Yeşil rota: Trenle Batı Karadeniz

Meltem

Trenle Batı Karadeniz turu nasıl yapılır? İstanbul çıkışlı trenle Batı Karadeniz turu şu sıralar oldukça popüler. Rotanın ilk durak noktaları Filyos, Zonguldak, Yeşilyenice, Karabük’te gezilecek yerler Atlas Kasım 2019 arşivinden:

Etkileyici bir karışım: Issız kumsallar, kömür yüklü katarlar, dev ağaçlar, Yörük köyleri ve Karadeniz’in kumlara gömülmemiş tek antik şehri… Zonguldak ve Karabük sınırlarında, Batı Karadeniz hattındaki Yeşil Rota’nın vaatleri sadece nostalji değil, bolca da sürpriz içeriyor.

Yazı: Özlem NUMANOĞLU

Atlas dergisinin Mart 1995 sayısının kapağında, Yenice Ormanları’ndaki bir demiryolu köprüsünden geçen bir kömür katarının fotoğrafı vardı. Sonbahar giysisini kuşanmış o rengârenk ormanın ve kırmızı trenin görüntüsü daha lisede aklıma kazınmış. Çeyrek yüzyıl sonra, otoban kenarından o beton kemerli köprüye bakıyorum; adı Balıkısık. Hâlâ hatırladığım kadar güzel. Daha da güzeli, o büyülü Süha Derbent fotoğrafındaki gibi üzerinden hâlâ trenler geçiyor.

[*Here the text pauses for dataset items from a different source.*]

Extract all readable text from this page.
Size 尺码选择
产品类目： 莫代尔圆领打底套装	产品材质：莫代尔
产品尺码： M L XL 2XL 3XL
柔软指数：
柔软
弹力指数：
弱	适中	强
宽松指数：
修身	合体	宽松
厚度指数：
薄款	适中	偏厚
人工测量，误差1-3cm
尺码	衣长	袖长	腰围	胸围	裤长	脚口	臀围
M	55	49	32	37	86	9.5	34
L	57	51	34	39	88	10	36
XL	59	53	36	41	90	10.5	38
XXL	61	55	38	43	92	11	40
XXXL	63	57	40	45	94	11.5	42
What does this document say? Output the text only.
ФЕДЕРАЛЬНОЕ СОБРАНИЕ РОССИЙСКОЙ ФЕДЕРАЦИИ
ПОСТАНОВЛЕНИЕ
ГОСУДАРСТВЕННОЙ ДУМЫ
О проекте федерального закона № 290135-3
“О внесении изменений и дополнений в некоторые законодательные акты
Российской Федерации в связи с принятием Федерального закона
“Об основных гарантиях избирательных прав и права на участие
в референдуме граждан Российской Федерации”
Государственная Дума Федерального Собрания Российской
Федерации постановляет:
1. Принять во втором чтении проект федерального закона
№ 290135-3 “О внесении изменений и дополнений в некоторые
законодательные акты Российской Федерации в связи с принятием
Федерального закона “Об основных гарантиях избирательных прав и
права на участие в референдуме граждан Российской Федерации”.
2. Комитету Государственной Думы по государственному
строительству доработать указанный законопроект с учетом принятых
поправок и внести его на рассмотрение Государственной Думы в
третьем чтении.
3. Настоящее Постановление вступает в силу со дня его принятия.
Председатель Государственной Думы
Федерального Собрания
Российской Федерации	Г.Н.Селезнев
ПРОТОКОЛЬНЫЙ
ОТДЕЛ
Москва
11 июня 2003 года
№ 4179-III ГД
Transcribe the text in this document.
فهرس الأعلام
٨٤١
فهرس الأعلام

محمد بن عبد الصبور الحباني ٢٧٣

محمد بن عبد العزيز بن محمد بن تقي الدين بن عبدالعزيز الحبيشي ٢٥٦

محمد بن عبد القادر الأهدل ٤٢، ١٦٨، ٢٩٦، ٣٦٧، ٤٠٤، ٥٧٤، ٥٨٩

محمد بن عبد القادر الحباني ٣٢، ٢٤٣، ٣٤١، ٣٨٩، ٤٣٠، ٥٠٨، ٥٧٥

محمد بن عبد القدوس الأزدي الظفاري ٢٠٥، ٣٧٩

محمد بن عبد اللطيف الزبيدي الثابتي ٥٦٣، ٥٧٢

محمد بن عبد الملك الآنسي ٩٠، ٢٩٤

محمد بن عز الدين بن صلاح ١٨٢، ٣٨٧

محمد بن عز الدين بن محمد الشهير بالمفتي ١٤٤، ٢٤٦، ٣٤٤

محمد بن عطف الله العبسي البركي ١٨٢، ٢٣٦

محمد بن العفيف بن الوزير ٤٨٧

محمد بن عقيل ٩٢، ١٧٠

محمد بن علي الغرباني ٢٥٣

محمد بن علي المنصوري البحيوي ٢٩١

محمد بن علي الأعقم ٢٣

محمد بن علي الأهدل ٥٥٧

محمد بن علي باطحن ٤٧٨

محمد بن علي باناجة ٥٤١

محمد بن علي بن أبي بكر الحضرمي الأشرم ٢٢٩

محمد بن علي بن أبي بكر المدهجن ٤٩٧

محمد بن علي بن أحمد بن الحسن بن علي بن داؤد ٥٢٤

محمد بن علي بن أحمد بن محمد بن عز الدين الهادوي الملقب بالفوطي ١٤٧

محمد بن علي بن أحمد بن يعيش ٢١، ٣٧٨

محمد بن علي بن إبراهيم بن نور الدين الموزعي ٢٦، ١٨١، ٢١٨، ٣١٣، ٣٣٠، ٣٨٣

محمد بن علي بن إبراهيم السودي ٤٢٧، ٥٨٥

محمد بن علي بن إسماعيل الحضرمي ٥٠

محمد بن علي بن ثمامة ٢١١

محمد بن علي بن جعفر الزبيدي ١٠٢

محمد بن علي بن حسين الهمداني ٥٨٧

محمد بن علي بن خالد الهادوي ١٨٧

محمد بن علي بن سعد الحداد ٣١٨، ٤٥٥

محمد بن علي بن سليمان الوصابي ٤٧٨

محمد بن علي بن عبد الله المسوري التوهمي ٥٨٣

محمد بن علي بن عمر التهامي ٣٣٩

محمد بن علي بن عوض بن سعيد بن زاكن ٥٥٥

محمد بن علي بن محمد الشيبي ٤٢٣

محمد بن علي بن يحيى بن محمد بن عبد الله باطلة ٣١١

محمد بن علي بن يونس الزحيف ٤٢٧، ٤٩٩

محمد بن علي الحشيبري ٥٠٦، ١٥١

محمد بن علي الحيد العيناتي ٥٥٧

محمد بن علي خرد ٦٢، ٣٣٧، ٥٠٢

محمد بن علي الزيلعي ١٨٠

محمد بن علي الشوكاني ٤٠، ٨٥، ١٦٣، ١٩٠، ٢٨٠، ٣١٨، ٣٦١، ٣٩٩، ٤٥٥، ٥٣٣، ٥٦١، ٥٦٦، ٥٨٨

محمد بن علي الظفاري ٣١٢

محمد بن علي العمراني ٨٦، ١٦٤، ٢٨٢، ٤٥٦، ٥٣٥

Sis örtüsü altında Yenice ormanları. Fotoğraf: Aşkın Uzunkara

ZONGULDAK, BARTIN VE KARABÜK

Demiryolu bölgenin vazgeçilmezi, çünkü Türkiye’nin yegâne taşkömürü havzası, günümüzdeki sınırlarıyla Zonguldak, Bartın ve Karabük’ü kapsıyor. Bu havzada köstebek yuvasını andıran maden ocakları yerin derinliklerine iniyor, maden işçileri bu ışıksız dünyada kanla başla mesleklerini icra ediyor. Kömür 200 yıl önce bölgenin yazgısını değiştirmeye başlıyor. Enerji ve ardından demir sanayiindeki gelişmeler Cumhuriyet döneminde de artarak devam ediyor.

Bölgeyi ören demir ağlar işte o günlerin mirası. Emektar yük trenleri bugün de maden ocakları, fabrikalar, enerji santralleri ve limanlar arasında mekik dokuyor.

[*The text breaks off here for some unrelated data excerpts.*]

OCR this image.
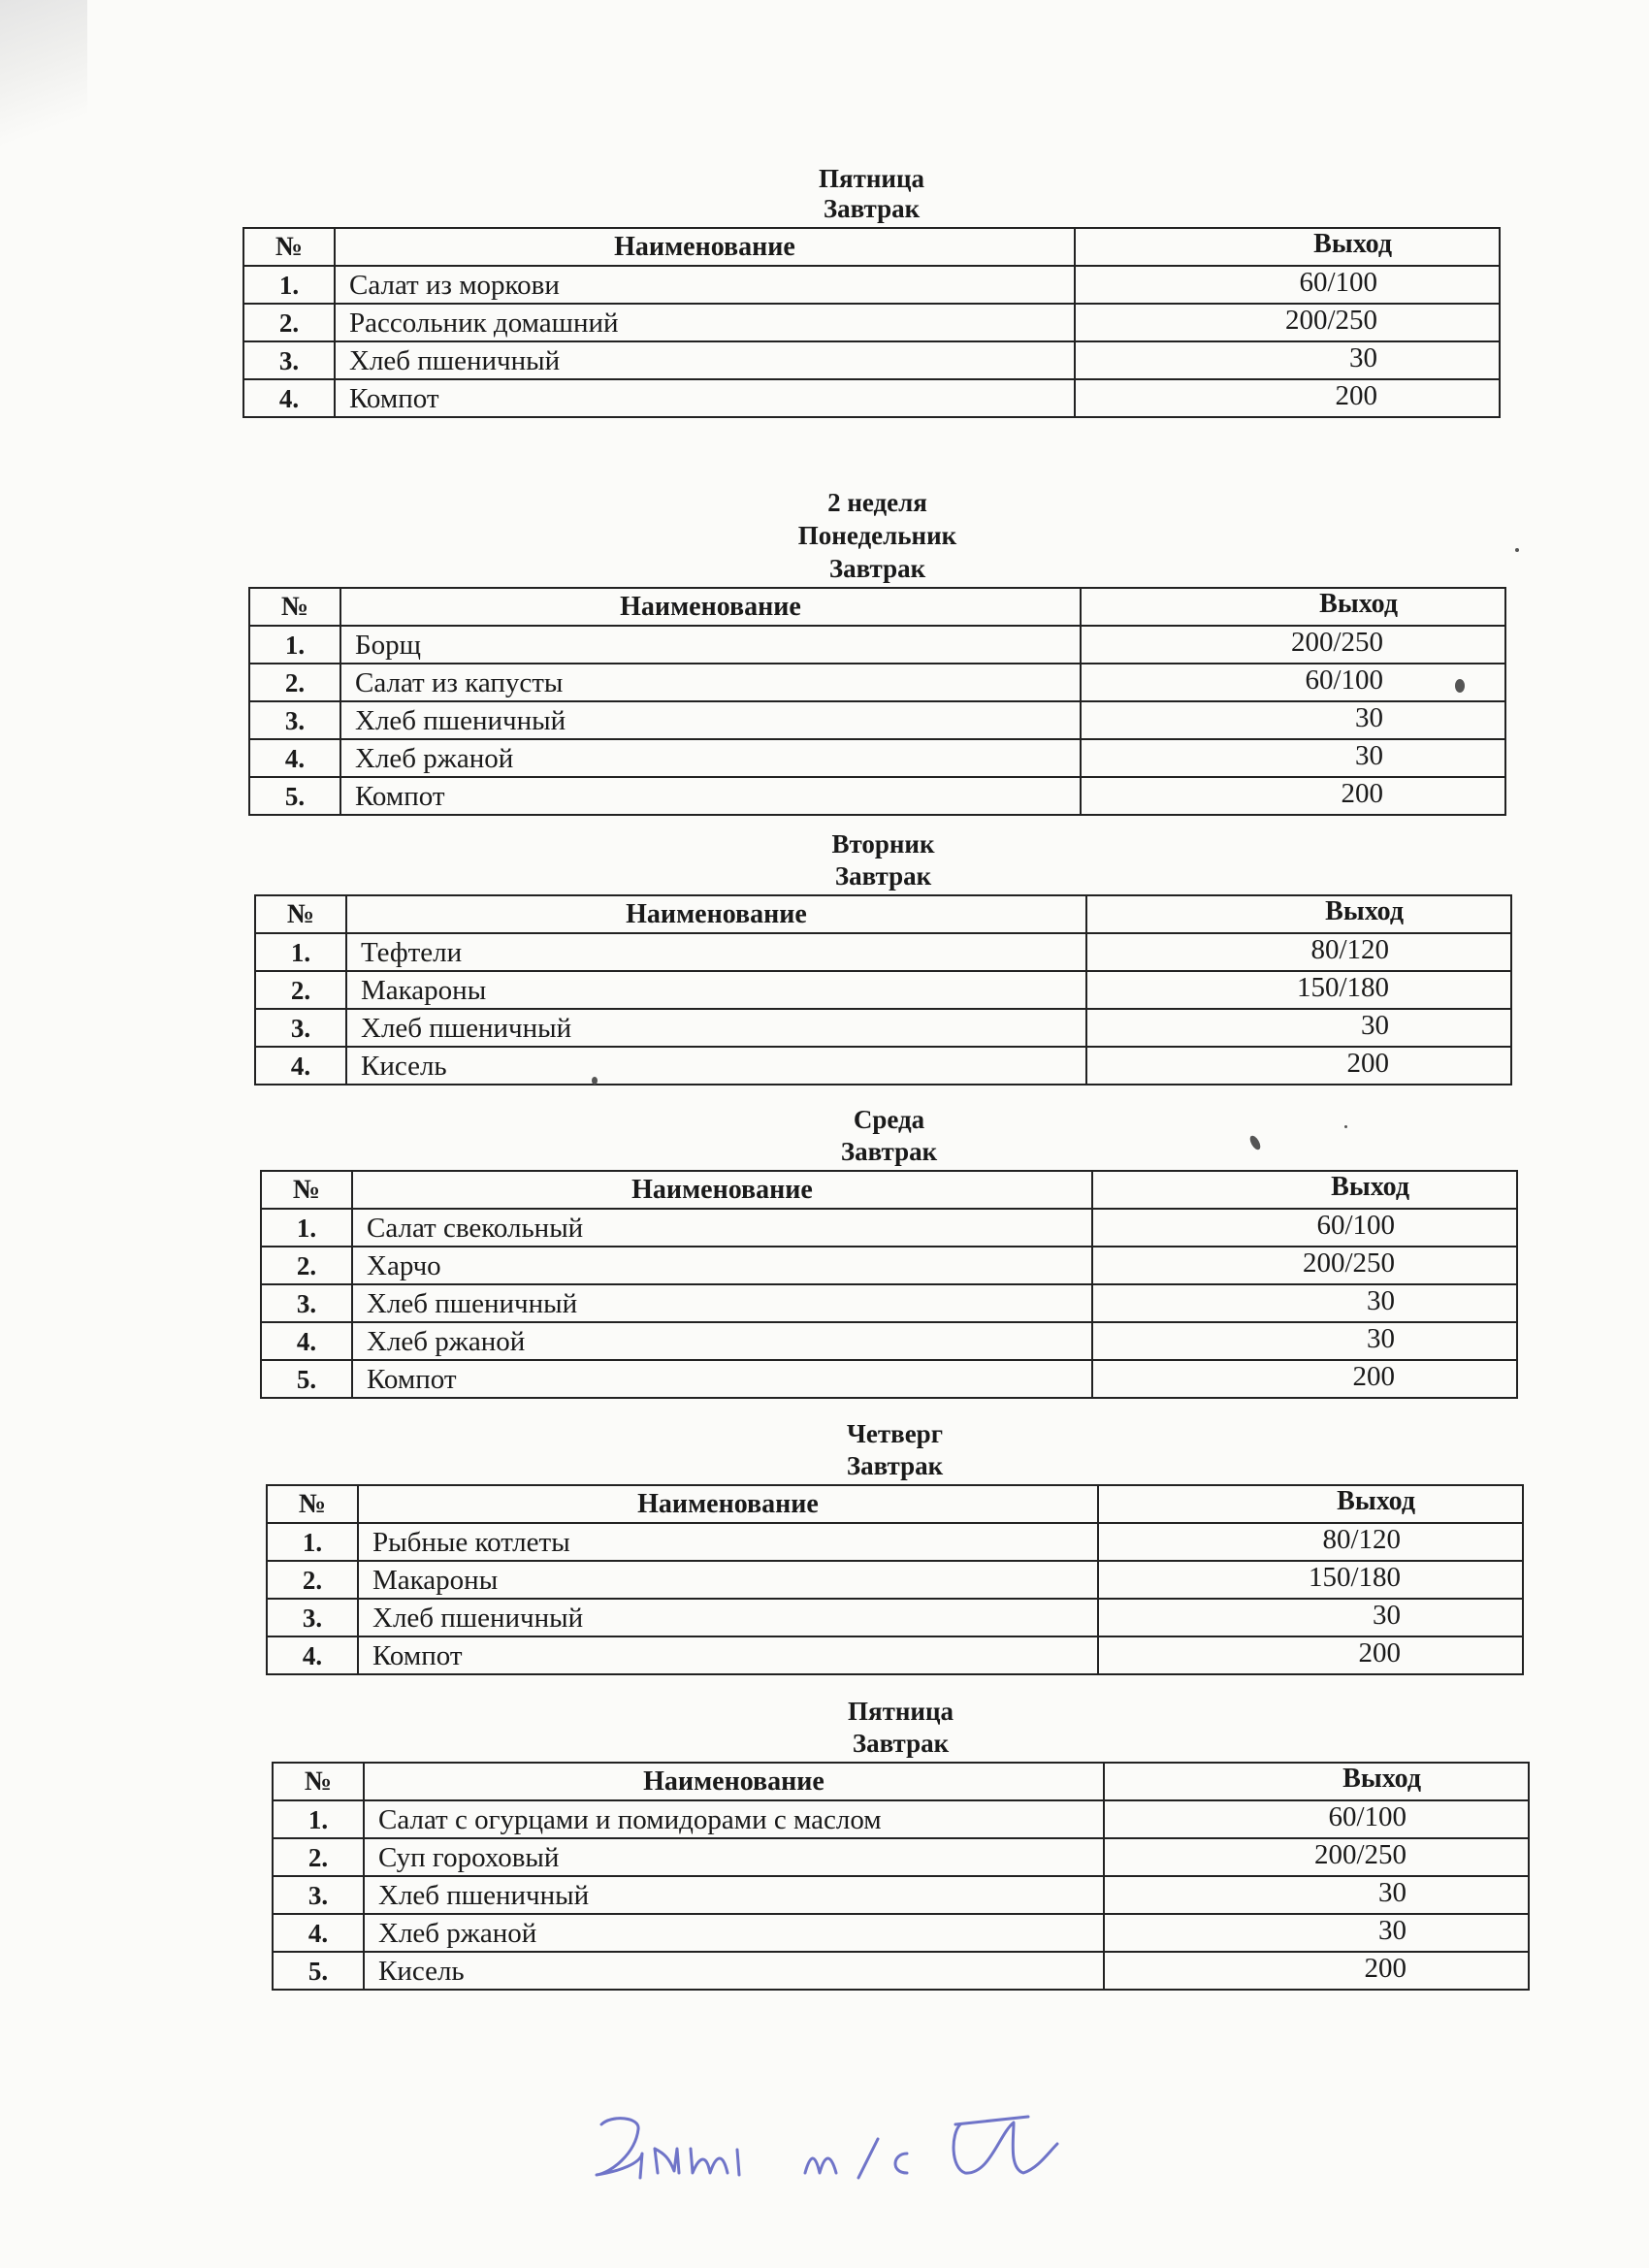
Пятница
Завтрак
№	Наименование	Выход
1.	Салат из моркови	60/100
2.	Рассольник домашний	200/250
3.	Хлеб пшеничный	30
4.	Компот	200
2 неделя
Понедельник
Завтрак
№	Наименование	Выход
1.	Борщ	200/250
2.	Салат из капусты	60/100
3.	Хлеб пшеничный	30
4.	Хлеб ржаной	30
5.	Компот	200
Вторник
Завтрак
№	Наименование	Выход
1.	Тефтели	80/120
2.	Макароны	150/180
3.	Хлеб пшеничный	30
4.	Кисель	200
Среда
Завтрак
№	Наименование	Выход
1.	Салат свекольный	60/100
2.	Харчо	200/250
3.	Хлеб пшеничный	30
4.	Хлеб ржаной	30
5.	Компот	200
Четверг
Завтрак
№	Наименование	Выход
1.	Рыбные котлеты	80/120
2.	Макароны	150/180
3.	Хлеб пшеничный	30
4.	Компот	200
Пятница
Завтрак
№	Наименование	Выход
1.	Салат с огурцами и помидорами с маслом	60/100
2.	Суп гороховый	200/250
3.	Хлеб пшеничный	30
4.	Хлеб ржаной	30
5.	Кисель	200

Safranbolu’da 2 bin tarihi ev, doğaya ve komşuya saygı geleneğiyle inşa edilmiş. Fotoğraf: AKARE AJANS

ZONGULDAK-ANKARA TREN HATTI

Eskiden Karaelmas Ekspresi’nin yolcu taşıdığı Zonguldak-Ankara tren hattı, bugün Çankırı ve Ankara ayaklarındaki bakım-onarım çalışmaları nedeniyle işlemiyor. Hattın şimdilik bizi ilgilendiren bölümü ise Zonguldak’tan Karabük’e uzanıyor. Batı Karadeniz Kalkınma Ajansı’nın Yeşil Rota projesi kapsamında, biz de bu hattın bir bölümünde makinist kabininde yolculuk etme şansı bulduk. Yolculuğun ilk etabı, Zonguldak merkez garında başlayıp Filyos’ta sona erdi. 19 yıllık makinist Zeki Benli (43) kontrolündeki trenimiz köy ve kasabalarda yolcu indirip bindirdi, kırsal alanlardan geçti, tünellerin karanlığından Karadeniz’in gri-beyaz ışığına ve kumsallara çıktı. “Uyuyakalmışım, niye beni uyandırmadın?” diye fırça atan yolcudan, makinist şakalarına nefis yol öyküleri dinledik Zeki Bey’den. Dediğine göre tren eskisi kadar dolu değil, ama Karaelmas Ekspresi raylara dönerse Doğu Ekspresi gibi, bölgeye turist taşıyabilir.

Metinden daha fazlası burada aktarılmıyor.